Gold Ends Flat After Jobs Data, Up Slightly for Week

Pro: Why Gold's Headed Lower

Gold ended flat on Friday, erasing earlier gains after faster-than-expected U.S. job growth reduced any need for the Federal Reserve to boost monetary stimulus.

Bullion posted a 0.3 percent gain for the week, extending last week's rally of more than 4 percent.

(Read More: How to Trade the Gold ETF Now)

The metal came under pressure as the S&P 500 and Dow industrials rallied to intraday records after data showed U.S. nonfarm payrolls rose 165,000 last month and the jobless rate fell to 7.5 percent, the lowest since December 2008.

Earlier this week, the Fed said it would continue buying $85 billion in bonds each month and step up purchases if needed to stimulate the U.S. economy, while the European Central Bank cut interest rates for the first time in 10 months.

"If we continue to get consistently good job numbers, I would imagine the precious metal markets will start to come off more aggressively,'' said Matthew Schilling, commodities broker at futures brokerage RJ O'Brien.

Spot gold edged up 16 cents to $1,466.40 an ounce, reversing a 1.5 percent gain to a two-week high of $1,487.80 earlier.

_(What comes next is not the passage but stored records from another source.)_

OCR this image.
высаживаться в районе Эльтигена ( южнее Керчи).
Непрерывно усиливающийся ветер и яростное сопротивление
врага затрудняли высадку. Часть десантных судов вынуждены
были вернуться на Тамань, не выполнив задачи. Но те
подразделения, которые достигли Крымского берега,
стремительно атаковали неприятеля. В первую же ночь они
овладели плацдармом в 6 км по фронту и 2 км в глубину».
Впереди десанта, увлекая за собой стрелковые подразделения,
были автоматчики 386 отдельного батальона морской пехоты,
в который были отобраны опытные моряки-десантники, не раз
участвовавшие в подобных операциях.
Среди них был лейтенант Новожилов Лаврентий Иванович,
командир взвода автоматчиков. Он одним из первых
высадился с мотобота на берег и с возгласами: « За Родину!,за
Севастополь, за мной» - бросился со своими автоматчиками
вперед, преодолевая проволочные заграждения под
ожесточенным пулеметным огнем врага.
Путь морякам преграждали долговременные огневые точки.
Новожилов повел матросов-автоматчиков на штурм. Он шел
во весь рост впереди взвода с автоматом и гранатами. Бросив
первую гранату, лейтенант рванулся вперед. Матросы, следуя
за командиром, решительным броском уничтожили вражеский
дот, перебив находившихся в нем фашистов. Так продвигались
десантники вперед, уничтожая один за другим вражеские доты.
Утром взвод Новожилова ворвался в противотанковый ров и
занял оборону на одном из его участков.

U.S. gold futures settled down $3.40 at $1,464.20 an ounce, with trading volume 25 percent below its 30-day average, preliminary Reuters data showed.

A more than 6 percent rally in copper and gains in other commodities after the payrolls report supported gold, but the Dow's rise above 15,000 for the first time dented bullion's safe-haven status.

The ECB's decision to cut its main rate to a record low of 0.50 percent on Thursday came a day after the Fed's recommitment to its stimulus program. In April, the Bank of Japan promised to inject about $1.4 trillion into its economy to spur growth.

Easy monetary policy extended gold's bull run to a 12th consecutive year last year, as investors bought bullion to hedge against inflation and economic uncertainties. Year-to-date, however, gold is down 12.5 percent on fading inflation fears.

"There is no such thing as a hyperinflation scenario for at least the Western countries, that's why we think gold will suffer in the medium term,'' Danske Bank's Christin Tuxen said.

ETF Holdings Keep Falling

Holdings of the SPDR Gold Trust, the world's largest gold-backed exchange-traded fund, posted the deepest fall in one week, down 0.6 percent to 1,069.22 tons on Thursday, the lowest level since September 2009.

Gold prices plunged to near $1,320 on April 16, their lowest in more than two years, after the metal's diminishing appeal as an inflation hedge prompted investors to slash holdings of exchange-traded funds.

The drop in prices, however, spurred purchases of gold bars, coins and nuggets across Asia and in other parts of the world, keeping physical premiums at multi-year highs of around $3 an ounce to the spot London prices for a few weeks.

Among other precious metals, silver rose 0.9 percent to $24.01 an ounce. Platinum inched down 51 cents to $1,493.49 an ounce, while palladium rose 0.4 percent to $691.72.